Before haters and fanboys jump all over me for stating the truth. I do believe that Tesla fully intends to move forward to higher quality, next generation batteries soon. As a matter of fact, if Tesla does not introduce technologically advanced batteries very soon, they will be eating the dust of the true innovators of battery technology as early as 2017.

TeslaTap.com | 20/06/2016

@dansplans - Well I'll jump on you... I've never heard about your made up story about the batteries. The packs have been exceptionally reliable and far exceed anything in consumer products (phones or laptops). They work from well in temperature extremes and under high vibration. Panasonic makes the batteries in Japan, so they are not some cheap fake chinese battery either. The stories in the forums of complete pack failures requiring replacements are also quite rare (I can think of 2-3 in the last 4 years) for about 100,000 packs in use. I do agree deep discharge will shorten lithium-ion battery life, but Tesla doesn't let the battery go to deep discharge. Even at 0% range, Tesla maintains a reserve so that battery life is not affected. Obviously you know very little about Tesla's design and the batteries.

dansplans | 20/06/2016

@TeslaTap - You misunderstand me. Tesla has taken the best available mass market lithium battery, due to their need for immediate production car usage. Had they waited for mass market quantities of next generation batteries, they would never have gotten an EV on the road.
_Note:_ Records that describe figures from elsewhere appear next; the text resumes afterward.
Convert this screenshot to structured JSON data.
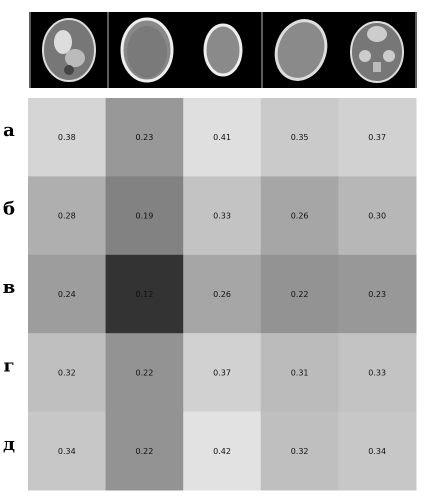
{
  "thumbnails": [
    {
      "icon": "ct-head-scan-icon"
    },
    {
      "icon": "ct-head-scan-icon"
    },
    {
      "icon": "ct-head-scan-icon"
    },
    {
      "icon": "ct-head-scan-icon"
    },
    {
      "icon": "ct-head-scan-icon"
    }
  ],
  "chart_data": {
    "type": "heatmap",
    "row_labels": [
      "а",
      "б",
      "в",
      "г",
      "д"
    ],
    "columns": 5,
    "values": [
      [
        0.38,
        0.23,
        0.41,
        0.35,
        0.37
      ],
      [
        0.28,
        0.19,
        0.33,
        0.26,
        0.3
      ],
      [
        0.24,
        0.12,
        0.26,
        0.22,
        0.23
      ],
      [
        0.32,
        0.22,
        0.37,
        0.31,
        0.33
      ],
      [
        0.34,
        0.22,
        0.42,
        0.32,
        0.34
      ]
    ],
    "cell_labels": [
      [
        "0.38",
        "0.23",
        "0.41",
        "0.35",
        "0.37"
      ],
      [
        "0.28",
        "0.19",
        "0.33",
        "0.26",
        "0.30"
      ],
      [
        "0.24",
        "0.12",
        "0.26",
        "0.22",
        "0.23"
      ],
      [
        "0.32",
        "0.22",
        "0.37",
        "0.31",
        "0.33"
      ],
      [
        "0.34",
        "0.22",
        "0.42",
        "0.32",
        "0.34"
      ]
    ],
    "colormap": "grayscale",
    "color_low": "#333333",
    "color_high": "#e2e2e2"
  }
}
It is what it is, namely 5 year old technology with low power density and a poor life cycle. The Panasonic 18650 battery is a stop gap measure until Tesla is able to begin production of next generation cells.

None of this is a knock on Tesla.

I have no idea what made up stories you refer to. I haven't been telling any stories.

The facts are that the 18650 cells do not tolerate deep discharge nor fast discharge well. Either scenario will dramatically reduce expected lifespan. The potential for massive warranty claims exists. I do not claim knowledge of massive failure rates to date. I am simply stating that the pragmatic choice of these cells in Tesla cars could lead to a big financial headache for Tesla as these batteries enter their final days under warranty.

Back to the OP - these batteries may or may not prove to be adequate over their lifespan, for Tesla vehicles. They absolutely would not be adequate doing double duty for power grid support as well.